Like other markets with downward-sloping demand curves and upward-sloping supply curves
what is the balance of payments in terms of exchange rates?
a formal and systematic record of transactions between the residents of one country and the rest of the world
what are the different versions of the balance of payments? and explain these
- current account refers to the cross-border flow of goods, services and other net income from abroad
- capital account involves the flows of transactions in financial assets
- visible trade is trade in goods
- invisible trade refers to flows of services
what must the overall balance of payments sum to and when?
sum to zero once government intervention is included
if domestic residents are exporting more than they are importing then….

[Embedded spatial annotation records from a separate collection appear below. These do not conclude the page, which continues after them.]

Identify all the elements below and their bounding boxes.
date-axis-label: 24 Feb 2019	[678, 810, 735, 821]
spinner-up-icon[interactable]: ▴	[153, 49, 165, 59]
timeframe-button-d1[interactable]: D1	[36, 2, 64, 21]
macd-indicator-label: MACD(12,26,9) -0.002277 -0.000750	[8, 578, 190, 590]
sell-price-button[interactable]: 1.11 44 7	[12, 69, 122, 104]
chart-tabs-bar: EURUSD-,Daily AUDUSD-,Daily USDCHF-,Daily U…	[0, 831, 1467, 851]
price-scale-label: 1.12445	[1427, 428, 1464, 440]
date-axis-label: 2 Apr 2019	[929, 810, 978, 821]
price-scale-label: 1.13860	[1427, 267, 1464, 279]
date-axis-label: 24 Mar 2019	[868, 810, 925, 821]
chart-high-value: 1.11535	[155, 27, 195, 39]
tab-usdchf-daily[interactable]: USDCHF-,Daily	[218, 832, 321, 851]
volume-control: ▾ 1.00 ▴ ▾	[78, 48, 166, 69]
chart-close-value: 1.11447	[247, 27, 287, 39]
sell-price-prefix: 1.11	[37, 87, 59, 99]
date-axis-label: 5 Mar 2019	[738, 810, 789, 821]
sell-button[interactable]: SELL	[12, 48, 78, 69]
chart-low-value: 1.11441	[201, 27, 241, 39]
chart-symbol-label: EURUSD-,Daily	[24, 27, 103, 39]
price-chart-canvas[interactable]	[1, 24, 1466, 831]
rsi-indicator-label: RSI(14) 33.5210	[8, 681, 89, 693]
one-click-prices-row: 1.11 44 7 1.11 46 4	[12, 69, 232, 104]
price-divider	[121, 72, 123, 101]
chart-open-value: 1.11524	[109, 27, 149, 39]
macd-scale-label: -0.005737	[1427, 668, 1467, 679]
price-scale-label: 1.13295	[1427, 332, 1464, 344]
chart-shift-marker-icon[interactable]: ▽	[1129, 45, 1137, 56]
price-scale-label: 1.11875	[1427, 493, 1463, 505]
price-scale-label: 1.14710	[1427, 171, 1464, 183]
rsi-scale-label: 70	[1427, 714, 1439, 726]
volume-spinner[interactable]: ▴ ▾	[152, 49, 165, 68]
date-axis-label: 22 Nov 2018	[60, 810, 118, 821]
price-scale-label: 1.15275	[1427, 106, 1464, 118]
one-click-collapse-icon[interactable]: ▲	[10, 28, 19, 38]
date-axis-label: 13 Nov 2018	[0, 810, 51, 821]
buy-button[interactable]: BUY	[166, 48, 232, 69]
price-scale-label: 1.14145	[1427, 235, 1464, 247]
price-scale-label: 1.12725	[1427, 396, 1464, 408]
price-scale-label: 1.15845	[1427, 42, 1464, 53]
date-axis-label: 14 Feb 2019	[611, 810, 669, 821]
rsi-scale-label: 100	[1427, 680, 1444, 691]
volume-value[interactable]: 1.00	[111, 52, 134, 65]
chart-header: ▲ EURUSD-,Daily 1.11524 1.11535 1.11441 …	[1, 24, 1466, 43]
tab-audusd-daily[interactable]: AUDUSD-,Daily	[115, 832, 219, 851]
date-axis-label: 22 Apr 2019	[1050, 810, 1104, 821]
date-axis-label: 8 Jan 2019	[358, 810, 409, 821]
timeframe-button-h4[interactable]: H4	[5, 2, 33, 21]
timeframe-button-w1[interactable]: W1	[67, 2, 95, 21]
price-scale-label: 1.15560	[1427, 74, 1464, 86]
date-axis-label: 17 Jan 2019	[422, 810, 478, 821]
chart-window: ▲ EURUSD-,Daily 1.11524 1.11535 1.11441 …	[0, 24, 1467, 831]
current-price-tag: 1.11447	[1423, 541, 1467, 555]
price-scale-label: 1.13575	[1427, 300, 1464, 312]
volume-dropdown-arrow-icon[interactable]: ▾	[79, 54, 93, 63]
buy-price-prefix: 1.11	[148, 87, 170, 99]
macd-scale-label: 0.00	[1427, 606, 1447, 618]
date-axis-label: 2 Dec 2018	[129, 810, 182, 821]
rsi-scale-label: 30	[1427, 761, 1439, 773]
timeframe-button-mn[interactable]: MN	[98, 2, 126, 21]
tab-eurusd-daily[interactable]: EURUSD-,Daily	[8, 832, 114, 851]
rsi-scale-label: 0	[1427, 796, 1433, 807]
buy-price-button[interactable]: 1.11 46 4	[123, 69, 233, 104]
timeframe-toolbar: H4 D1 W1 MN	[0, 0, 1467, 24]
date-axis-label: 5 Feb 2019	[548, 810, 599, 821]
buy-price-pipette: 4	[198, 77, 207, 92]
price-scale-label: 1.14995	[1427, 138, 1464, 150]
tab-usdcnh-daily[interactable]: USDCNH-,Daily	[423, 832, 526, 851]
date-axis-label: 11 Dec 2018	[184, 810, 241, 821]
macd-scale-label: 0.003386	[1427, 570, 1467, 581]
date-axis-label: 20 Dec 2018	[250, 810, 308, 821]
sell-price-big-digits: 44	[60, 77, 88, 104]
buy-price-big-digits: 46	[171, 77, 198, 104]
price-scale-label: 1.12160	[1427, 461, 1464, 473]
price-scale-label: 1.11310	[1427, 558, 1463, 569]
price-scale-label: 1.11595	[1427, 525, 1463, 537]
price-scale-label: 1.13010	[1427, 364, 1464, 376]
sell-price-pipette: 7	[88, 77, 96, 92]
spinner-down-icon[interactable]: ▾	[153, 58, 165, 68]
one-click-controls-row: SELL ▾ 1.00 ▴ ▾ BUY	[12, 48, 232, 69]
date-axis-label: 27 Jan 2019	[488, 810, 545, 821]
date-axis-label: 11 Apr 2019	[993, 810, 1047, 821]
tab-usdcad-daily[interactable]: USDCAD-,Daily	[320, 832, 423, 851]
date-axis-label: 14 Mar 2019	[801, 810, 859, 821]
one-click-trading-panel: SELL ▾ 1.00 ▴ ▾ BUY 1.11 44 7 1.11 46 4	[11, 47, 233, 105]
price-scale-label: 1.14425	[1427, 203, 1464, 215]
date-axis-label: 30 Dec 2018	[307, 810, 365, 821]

they must be increasing their holdings of foreign assets
what is a floating exchange rate?
the value of a county’s currency fluctuates with market forces
the market sets the exchange rate
what is a fixed exchange rate
the government manipulates the value of the countries currency
try to keep exchange rate fixed or in some form of range
what is an optimal currency area OCA
a geographic region created to maximise a region’s economic efficiency through use of a single currency.
what is the intention of an OCA
intended to allow for closer integration of capital markets and facilitate trade between countries within it.
what may countries with close economic ties benefit from?
- a common currency area
- reduced transaction costs for inter-country trade within the OCA
- enhanced sale of production leading to scale economies with larger ‘domestic market’
what does a common currency result in in terms of loss
loss of each country’s ability to direct fiscal and monetary policy interventions to stabilise its own economy
what are the conditions generally considered to be essential for a successful currency union
- labour should be fully mobile between countries, with few meaningful barriers. Different languages and pension schemes for example would be considered barriers
- capital should be able to move between countries with no restrictions
- if labour and capital are not fully mobile; then a risk-sharing mechanism (such as an automatic fiscal transfer scheme) should be available to redistribute income to less well off regions
- countries should have similar business cycles so that the central bank can set a single interest rate appropriate to all countries. This could happen if some countries were experiencing a boom whilst others were in a slump
what is exchange rate risk?
uncertainty in the return on a foreign investment due to the uncertainty in the rate that domestic currency can be exchanged for foreign currency.
does the FOREX market have a physical presence?